Face aux opérateurs économiques français, le 7 mars à Libreville, la ministre des Investissements privés a souhaité pacifier l’atmosphère dans le cadre du dossier Veolia. Une affaire qui ne saurait «impacter l’intégralité des entreprises françaises», a déclaré Madeleine Berre.

Le ministre de la Promotion des investissements, Madeleine Berre. © Gabonreview

 

Le dossier Veolia a motivé la ministre des Investissements privés à s’entretenir, le 7 mars à Libreville, avec les opérateurs économiques français en activités au Gabon. En gros, il s’agissait de rassurer les entreprises françaises sur l’environnement des affaires. «Nous avons souhaité échanger sur leur positionnement au Gabon depuis un certain nombre d’années, sur l’Etat gabonais. Et, le fait que le dossier Veolia ne doit pas impacter l’intégralité des entreprises françaises», a déclaré Madeleine Berre.

Selon le membre du gouvernement, le dossier Veolia a un cadre qui lui est propre, découlant du contrat signé avec l’Etat gabonais en 1997. Un contrat ayant débouché sur des audits depuis 2010. «Les conclusions ayant abouti à la réquisition de la SEEG ne concernent que le Groupe Veolia.
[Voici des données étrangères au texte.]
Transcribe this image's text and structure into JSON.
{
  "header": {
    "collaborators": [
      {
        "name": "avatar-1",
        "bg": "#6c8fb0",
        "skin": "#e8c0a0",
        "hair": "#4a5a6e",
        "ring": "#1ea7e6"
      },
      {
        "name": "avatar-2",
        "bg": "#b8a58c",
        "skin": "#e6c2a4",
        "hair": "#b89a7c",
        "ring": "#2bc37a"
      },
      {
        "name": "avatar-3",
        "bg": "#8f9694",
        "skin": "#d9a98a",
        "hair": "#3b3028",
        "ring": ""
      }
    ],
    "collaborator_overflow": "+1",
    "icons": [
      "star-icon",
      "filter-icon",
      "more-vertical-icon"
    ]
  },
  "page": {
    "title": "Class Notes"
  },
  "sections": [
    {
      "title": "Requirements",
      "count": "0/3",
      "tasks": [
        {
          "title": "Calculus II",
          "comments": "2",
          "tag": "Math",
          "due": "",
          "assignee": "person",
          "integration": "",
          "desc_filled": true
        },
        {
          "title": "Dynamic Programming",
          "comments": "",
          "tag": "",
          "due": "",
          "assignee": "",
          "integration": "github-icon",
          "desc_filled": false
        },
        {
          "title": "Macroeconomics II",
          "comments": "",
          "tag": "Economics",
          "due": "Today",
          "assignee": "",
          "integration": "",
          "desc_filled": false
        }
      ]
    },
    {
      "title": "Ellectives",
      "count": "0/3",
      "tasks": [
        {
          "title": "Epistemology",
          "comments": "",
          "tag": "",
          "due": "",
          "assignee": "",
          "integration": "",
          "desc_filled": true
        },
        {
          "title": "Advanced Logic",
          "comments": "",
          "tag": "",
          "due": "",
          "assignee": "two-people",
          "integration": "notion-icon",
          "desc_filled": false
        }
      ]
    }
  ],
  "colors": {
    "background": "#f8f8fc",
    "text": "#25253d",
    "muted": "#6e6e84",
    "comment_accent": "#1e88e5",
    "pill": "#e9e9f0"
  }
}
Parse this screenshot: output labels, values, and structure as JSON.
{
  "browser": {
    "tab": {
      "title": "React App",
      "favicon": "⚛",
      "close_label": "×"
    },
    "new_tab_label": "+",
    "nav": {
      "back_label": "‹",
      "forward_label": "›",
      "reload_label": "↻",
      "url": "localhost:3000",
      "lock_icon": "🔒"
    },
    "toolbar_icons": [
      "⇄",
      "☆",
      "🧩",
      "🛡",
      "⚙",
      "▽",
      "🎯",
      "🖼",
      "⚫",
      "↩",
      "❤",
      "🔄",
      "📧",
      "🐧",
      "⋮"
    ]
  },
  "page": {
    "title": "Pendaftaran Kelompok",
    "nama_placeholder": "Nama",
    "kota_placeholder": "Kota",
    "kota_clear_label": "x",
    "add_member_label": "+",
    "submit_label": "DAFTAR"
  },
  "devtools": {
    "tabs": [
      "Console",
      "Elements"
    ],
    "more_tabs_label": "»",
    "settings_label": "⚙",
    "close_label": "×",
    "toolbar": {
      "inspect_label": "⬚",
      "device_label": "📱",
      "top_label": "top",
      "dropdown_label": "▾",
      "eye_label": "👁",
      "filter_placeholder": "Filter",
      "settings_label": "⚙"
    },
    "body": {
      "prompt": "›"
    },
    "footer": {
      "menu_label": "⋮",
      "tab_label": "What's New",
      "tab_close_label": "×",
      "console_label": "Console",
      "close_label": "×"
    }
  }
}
Cela ne doit en aucun cas entamer les relations entre la France et le Gabon», a insisté Madeleine Berre, mettant plutôt en avant les efforts consentis par le gouvernement pour améliorer le climat des affaires.

«Aujourd’hui, nous nous efforçons d’améliorer le climat des affaires. Nous avons mis en place un système dans ce sens. Des efforts ont été faits pour la facilitation de création des entreprises et favoriser un contact immédiat avec le nouveau guichet de l’ANPI (Agence nationale de la promotion des investissements, ndlr)», a-t-elle déclaré. Le membre du gouvernement a également évoqué la mise en place du Conseil pour l’investissement, une plateforme de dialogue public-privé garantissant la proximité avec les opérateurs économiques.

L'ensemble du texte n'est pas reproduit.